Tribunal Administratif de Montpellier — Décision N° TA34-2100448

jeudi 11 mai 2023

JuridictionTribunal Administratif de Montpellier
SectionTribunal Administratif de Montpellier
N° DossierTA34-2100448
TypeDécision
RecoursExcès de pouvoir
PublicationC
Formation1ère chambre
Avocat requérantBAUTES

Texte intégral

Vu la procédure suivante :

Par une requête, enregistrée le 29 janvier 2021, Mme C A, représentée par Me Bautes, demande au tribunal :

1°) d'annuler la décision du 9 décembre 2020 par laquelle le directeur de l'office français de l'immigration et de l'intégration a refusé de lui accorder le bénéfice des conditions matérielles d'accueil, ensemble la décision rejetant son recours gracieux ;

2°) d'enjoindre au directeur de l'Office français de l'immigration et de l'intégration, à titre principal, de lui accorder le bénéfice des conditions matérielles d'accueil dans un délai de 15 jours à compter de la notification de la décision à intervenir, au besoin sous astreinte et, à titre subsidiaire, de réexaminer la situation sous les mêmes conditions de délai et d'astreinte ;

3°) de mettre à la charge de l'Office français de l'immigration et de l'intégration la somme de 1 800 euros à verser à Me Bautes au titre de l'article L. 761-1 du code de justice administrative et de l'article 37 de la loi du 10 juillet 1991 relative à l'aide juridictionnelle sous réserve qu'elle renonce à percevoir la somme correspondant à la part contributive de l'Etat au titre de l'aide juridictionnelle.

Elle soutient que :

- la décision est entachée d'un vice d'incompétence de l'auteur de l'acte ;

- elle est entachée d'une erreur de droit au regard des dispositions du 2° de l'article L. 744-8 du code de l'entrée et du séjour des étrangers et du droit d'asile, l'OFII s'étant estimé en situation de compétence liée pour rejeter sa demande ;

- elle est entachée d'un défaut d'entretien de vulnérabilité en application de l'article L. 744-6 du code de l'entrée et du séjour des étrangers et du droit d'asile ;

- elle est entachée d'une erreur manifeste d'appréciation dès lors que la situation de vulnérabilité de la requérante n'a pas été prise en compte par l'Office français de l'immigration et de l'intégration.

Par un mémoire en défense, enregistré le 6 avril 2023, l'Office français de l'immigration et de l'intégration conclut au rejet de la requête.

Il fait valoir que les moyens soulevés par Mme A ne sont pas fondés.

Mme A a été admise au bénéfice de l'aide juridictionnelle totale par une décision du 17 mars 2021.

Vu :

- les autres pièces du dossier ;

Vu :

- le code de l'entrée et du séjour des étrangers et du droit d'asile ;

- la loi n° 91-647 du 10 juillet 1991 ;

- le code de justice administrative.

Les parties ont été régulièrement averties du jour de l'audience.

Ont été entendus au cours de l'audience publique :

- le rapport de Mme Pastor, rapporteure,

- et les conclusions de Mme Villemejeanne, rapporteure publique.

Considérant ce qui suit :

1. Mme C A, née le 5 juin 1990, accompagnée de sa fille B, née le 2 avril 2015, de nationalité albanaise, a présenté une demande d'asile enregistrée le 17 décembre 2019 et a accepté, le même jour, l'offre de prise en charge de l'Office français de l'immigration et de l'intégration.

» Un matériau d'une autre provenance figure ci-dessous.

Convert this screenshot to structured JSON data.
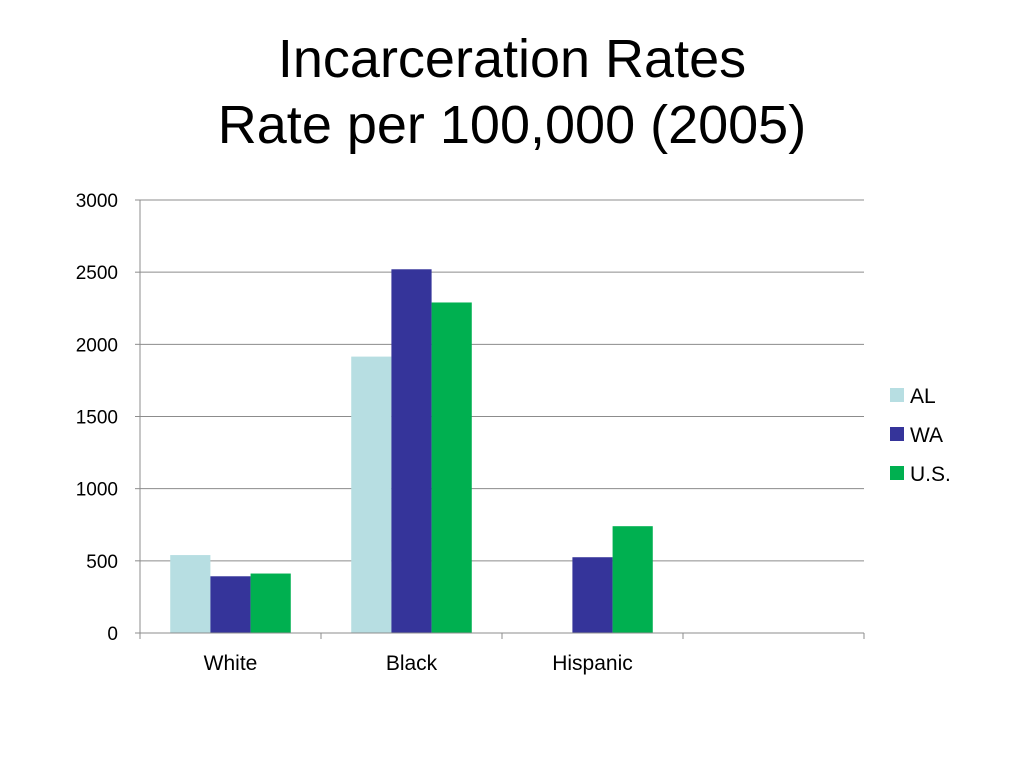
{
  "slide": {
    "title_line1": "Incarceration Rates",
    "title_line2": "Rate per 100,000 (2005)"
  },
  "chart_data": {
    "type": "bar",
    "title": "Incarceration Rates Rate per 100,000 (2005)",
    "categories": [
      "White",
      "Black",
      "Hispanic",
      ""
    ],
    "series": [
      {
        "name": "AL",
        "color": "#b7dee2",
        "values": [
          540,
          1915,
          null,
          null
        ]
      },
      {
        "name": "WA",
        "color": "#35349a",
        "values": [
          393,
          2520,
          525,
          null
        ]
      },
      {
        "name": "U.S.",
        "color": "#00b050",
        "values": [
          412,
          2290,
          740,
          null
        ]
      }
    ],
    "ylim": [
      0,
      3000
    ],
    "yticks": [
      0,
      500,
      1000,
      1500,
      2000,
      2500,
      3000
    ],
    "grid": true,
    "legend_position": "right",
    "xlabel": "",
    "ylabel": ""
  }
}
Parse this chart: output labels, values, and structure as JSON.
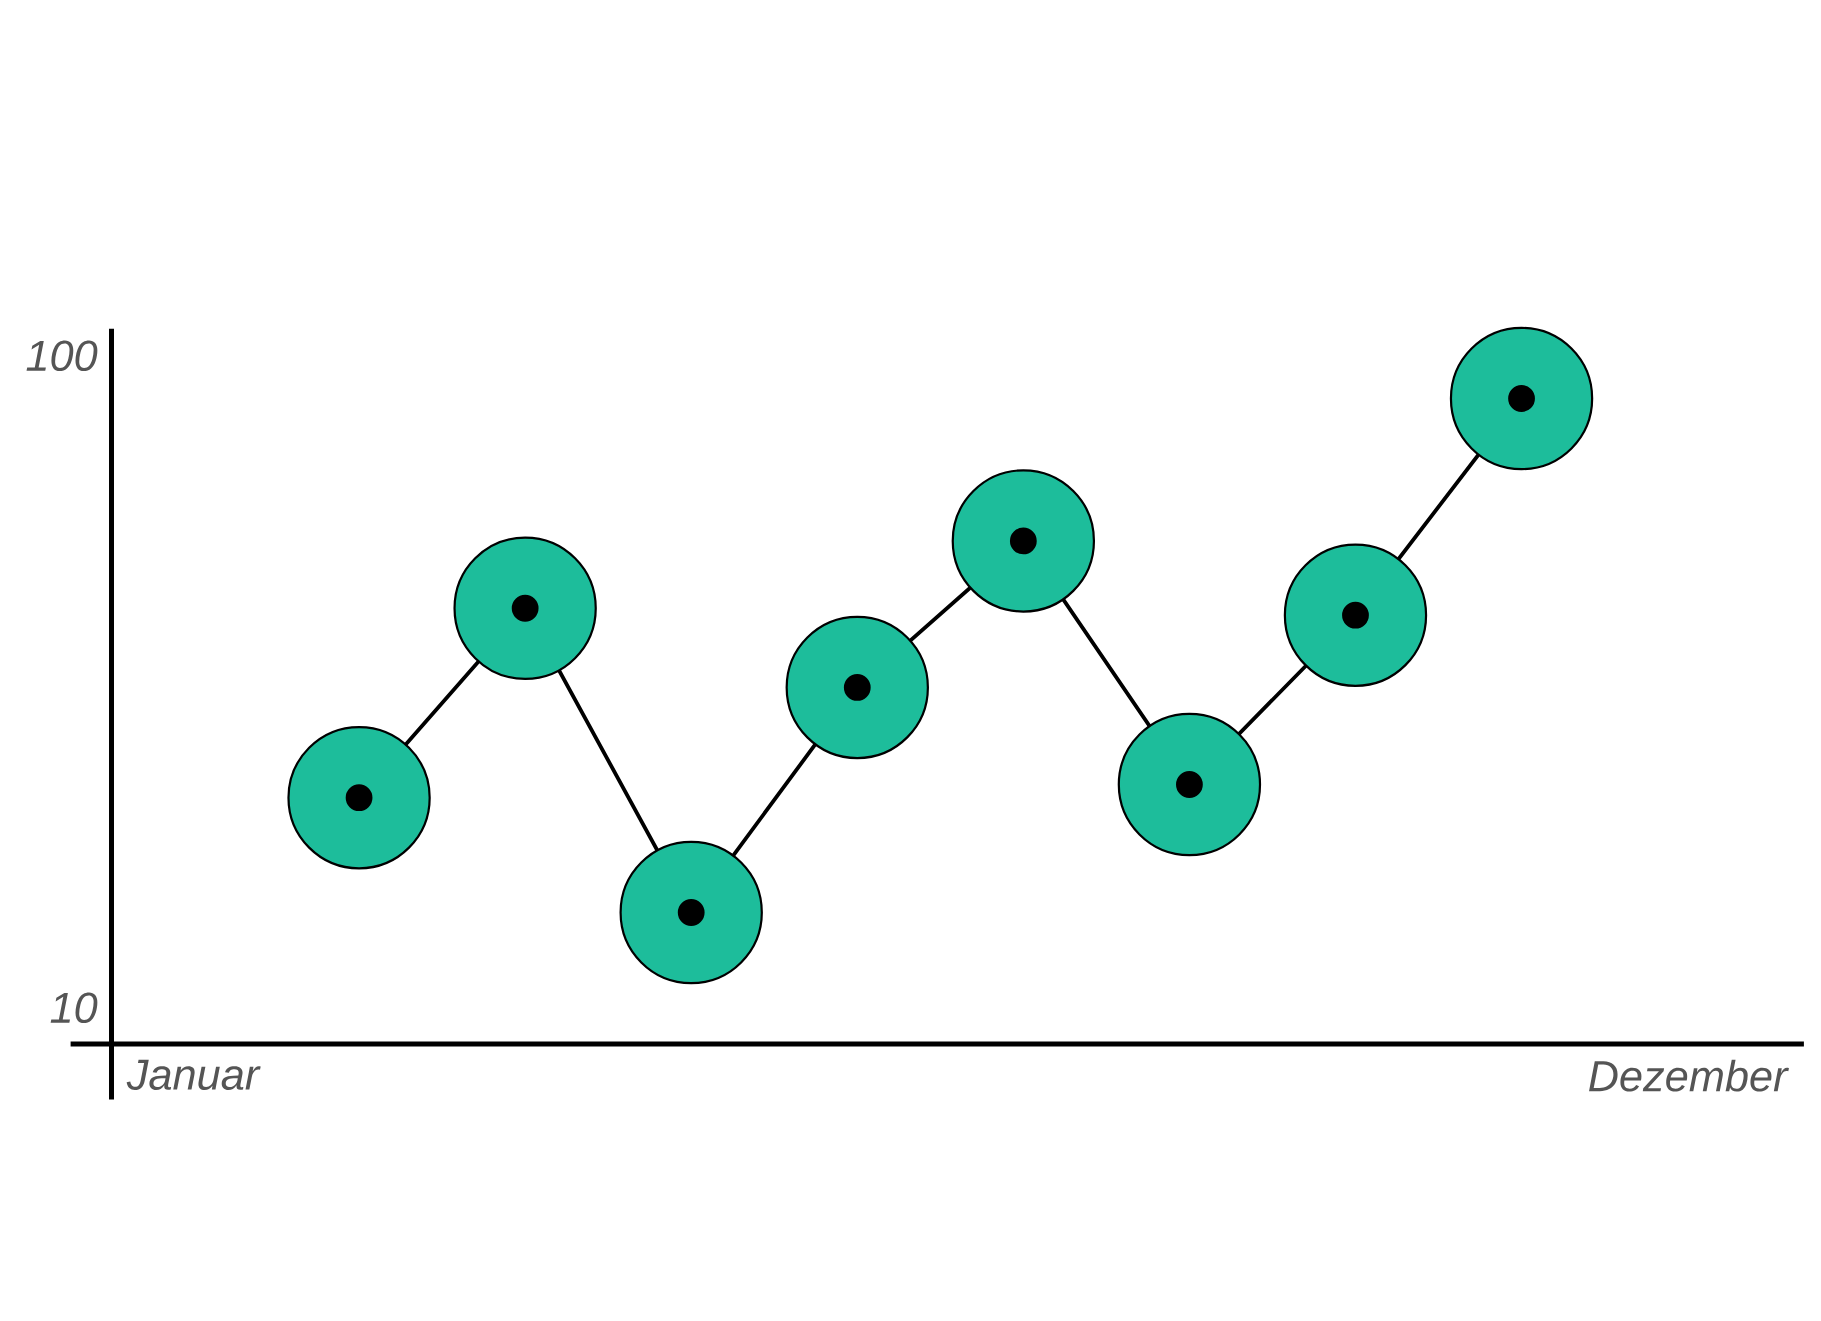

Sa demande d'asile a été rejetée le 28 février 2020 par l'OFPRA et le 7 octobre suivant par la CNDA. Elle a sollicité le réexamen de sa demande d'asile le 9 décembre 2020, laquelle a fait l'objet d'un examen selon la procédure accélérée, et, le même jour, l'OFII lui a refusé les conditions matérielles d'accueil. L'intéressée, qui a formé, le 15 janvier 2021, un recours gracieux contre cette décision, demeuré sans réponse, demande l'annulation de la décision du 9 décembre 2020 par laquelle l'Office français de l'immigration et de l'intégration lui a refusé les conditions matérielles d'accueil, ensemble la décision par laquelle il a implicitement rejeté son recours gracieux.

Sur les conclusions à fin d'annulation :

2. Aux termes de l'article L. 744-6 du code de l'entrée et du séjour des étrangers et du droit d'asile : " A la suite de la présentation d'une demande d'asile, l'Office français de l'immigration et de l'intégration est chargé de procéder, dans un délai raisonnable et après un entretien personnel avec le demandeur d'asile, à une évaluation de la vulnérabilité de ce dernier afin de déterminer, le cas échéant, ses besoins particuliers en matière d'accueil. Ces besoins particuliers sont également pris en compte s'ils deviennent manifestes à une étape ultérieure de la procédure d'asile. () L'évaluation de la vulnérabilité vise, en particulier, à identifier les mineurs, les mineurs non accompagnés, les personnes en situation de handicap, les personnes âgées, les femmes enceintes, les parents isolés accompagnés d'enfants mineurs, les victimes de la traite des êtres humains () ".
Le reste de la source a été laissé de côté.